PhantomCodeAIPhantomCodeAI
FeaturesMock InterviewDashboardJobsPricing
FeaturesMock InterviewDashboardJobsPricing
HomeInterview QuestionsData Engineer
Updated for 2026 hiring loops

Data Engineer Interview Questions — What Senior Candidates Actually Get Asked

Data engineering interviews in 2026 look very different from the generic backend-engineer loop they were copied from a decade ago. The role has stabilised around three skill axes that every loop probes — deep SQL fluency (window functions, sweep-line patterns, query optimisation against real query plans), distributed data systems literacy (Spark, Kafka, Flink, and a lakehouse table format like Iceberg or Delta), and pipeline design taste (modeling, lineage, data contracts, quality assertions). The bar has moved up on all three. A SQL screen in 2018 was "find duplicates with GROUP BY HAVING"; today the median screen is a multi-step CTE with window functions and a follow-up about handling NULLs and ties. A system design round in 2018 was "draw a Kafka topic and a Spark job"; today you are expected to argue lakehouse vs warehouse, kappa vs lambda, and name the operational trade-offs of Iceberg vs Delta. The behavioural round increasingly probes data quality ownership and stakeholder management — because senior data engineers spend as much time saying "the right version of this request is different" as they do writing pipelines. What follows is the pattern of questions you should expect, with the structured answers interviewers grade against.

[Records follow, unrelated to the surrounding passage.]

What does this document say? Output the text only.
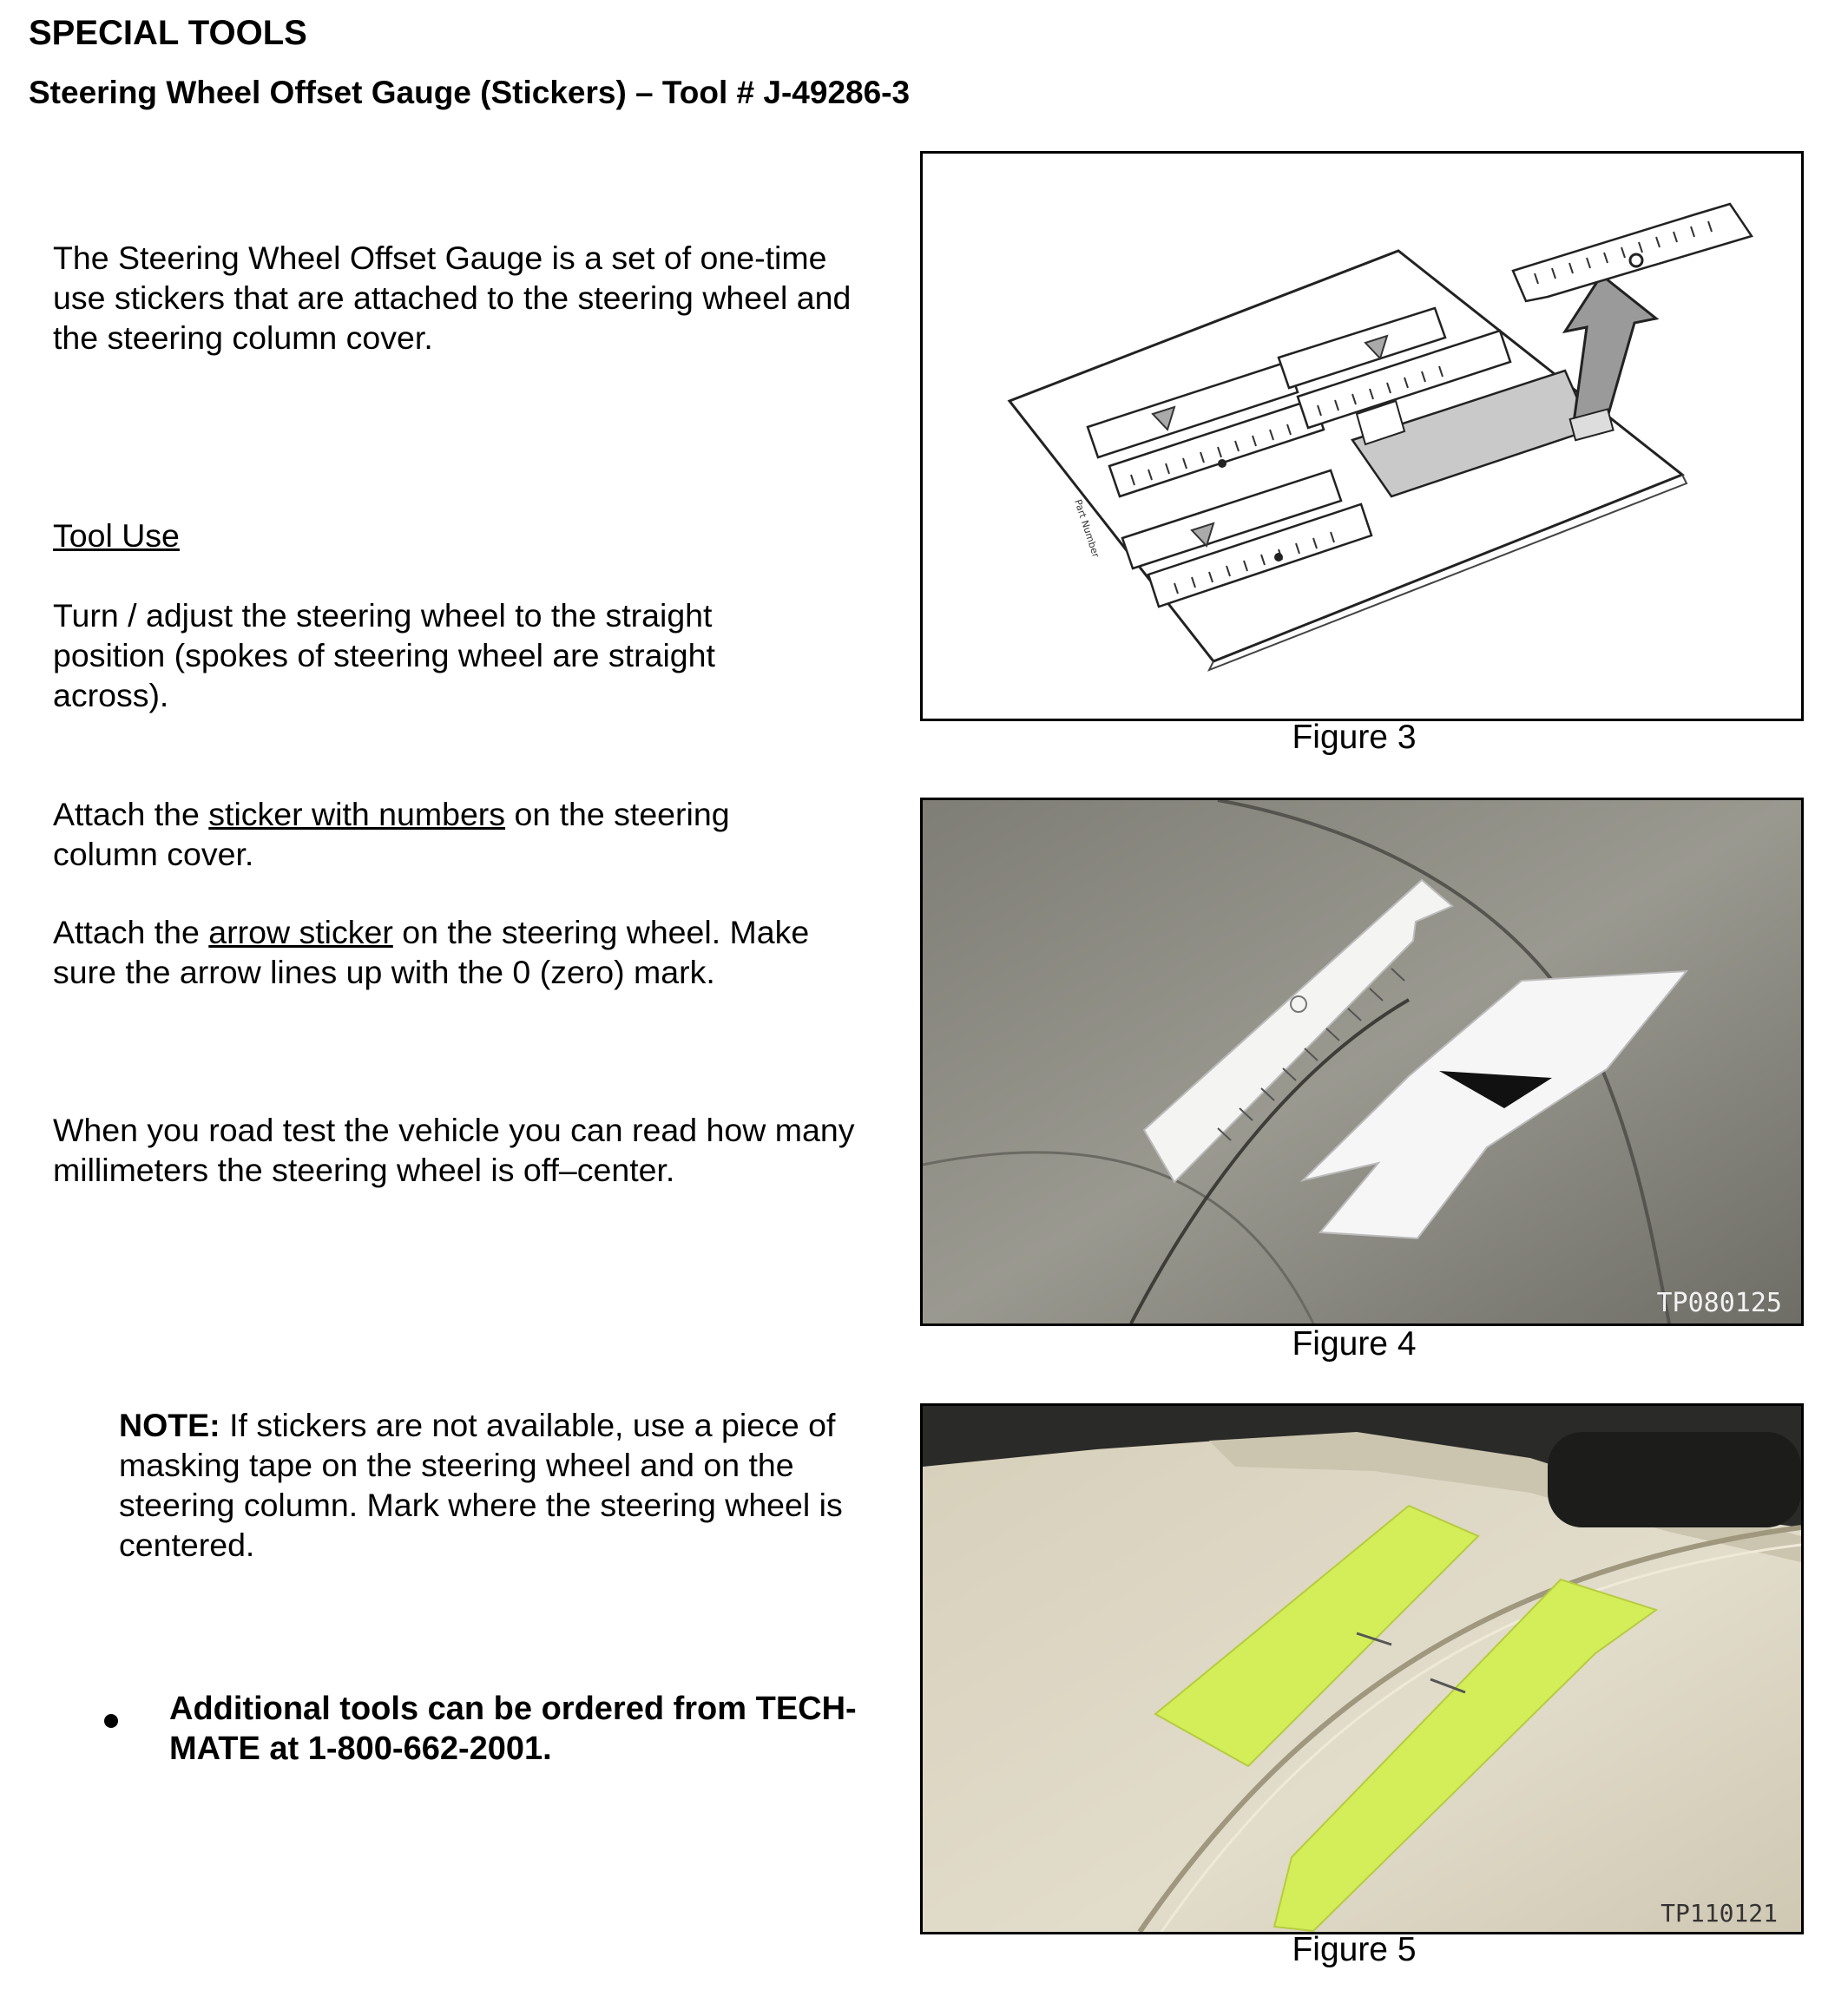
SPECIAL TOOLS
Steering Wheel Offset Gauge (Stickers) – Tool # J-49286-3

The Steering Wheel Offset Gauge is a set of one-time use stickers that are attached to the steering wheel and the steering column cover.

Tool Use

Turn / adjust the steering wheel to the straight position (spokes of steering wheel are straight across).

Attach the sticker with numbers on the steering column cover.

Attach the arrow sticker on the steering wheel. Make sure the arrow lines up with the 0 (zero) mark.

When you road test the vehicle you can read how many millimeters the steering wheel is off–center.

NOTE: If stickers are not available, use a piece of masking tape on the steering wheel and on the steering column. Mark where the steering wheel is centered.

Additional tools can be ordered from TECH-MATE at 1-800-662-2001.

Part Number
Figure 3
TP080125
Figure 4
TP110121
Figure 5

How data engineering loops are structured

  • SQL round. Almost always live SQL on a shared editor against a small fake schema. Expect window functions (LAG, LEAD, ROW_NUMBER, DENSE_RANK, PERCENTILE_CONT), CTEs, and at least one optimisation discussion. Talking out loud about the query plan matters more than getting the SQL syntactically perfect on the first pass.
  • Data system design. Usually one round, sometimes two for senior candidates. Pipelines, lakehouses, feature stores, real-time analytics, CDC ingestion are the common prompts. You drive — the interviewer will not feed you the architecture. Start with data volume, freshness SLA, query patterns, and consistency requirements before drawing anything.
  • Coding round (Python or Scala). Often a PySpark or pandas problem — read this file, dedupe by latest event_time per key, join with this dimension, write partitioned output. Tests basic data-manipulation fluency. Less algorithmically demanding than a SWE coding round, but you must know your dataframe API cold.
  • Behavioural / ownership round. Heavy emphasis on data quality incidents, model redesigns, and stakeholder pushback. The signal is whether you treat data quality and modeling as first-class engineering concerns rather than afterthoughts.

SQL Q&A

Window functions, sweep-line patterns, and optimisation. The interviewer is grading whether you reach for the right tool — and whether you ask about ties, NULLs, and dialect before writing the query.

Q1. Write a SQL query to find the second-highest salary in an Employee table. Then generalize to the Nth-highest.

This is one of the most common SQL screening questions because it tests window function fluency and edge-case thinking at the same time. There are three canonical approaches. The window function approach: SELECT salary FROM (SELECT salary, DENSE_RANK() OVER (ORDER BY salary DESC) AS rk FROM Employee) t WHERE rk = 2. The LIMIT/OFFSET approach: SELECT DISTINCT salary FROM Employee ORDER BY salary DESC LIMIT 1 OFFSET 1 — short but dialect-dependent and you must remember the DISTINCT or duplicates eat your offset. The correlated subquery approach (older but still asked in screens): SELECT MAX(salary) FROM Employee WHERE salary < (SELECT MAX(salary) FROM Employee). The real signal is how you handle ties — DENSE_RANK() treats two people earning the same top salary as both rank 1, so the second-highest distinct salary is rank 2; RANK() leaves gaps (1, 1, 3); ROW_NUMBER() arbitrarily picks one of the tied rows. Generalising to the Nth highest, swap the literal for a parameter and use DENSE_RANK() if you want distinct salary tiers, ROW_NUMBER() if you want the Nth specific employee. The L5 follow-up always lands on ties: ask the interviewer which version of Nth highest they want before you write a line.

Q2. Given a Sessions table with (user_id, session_start, session_end), write a query that returns the maximum number of concurrent sessions at any moment.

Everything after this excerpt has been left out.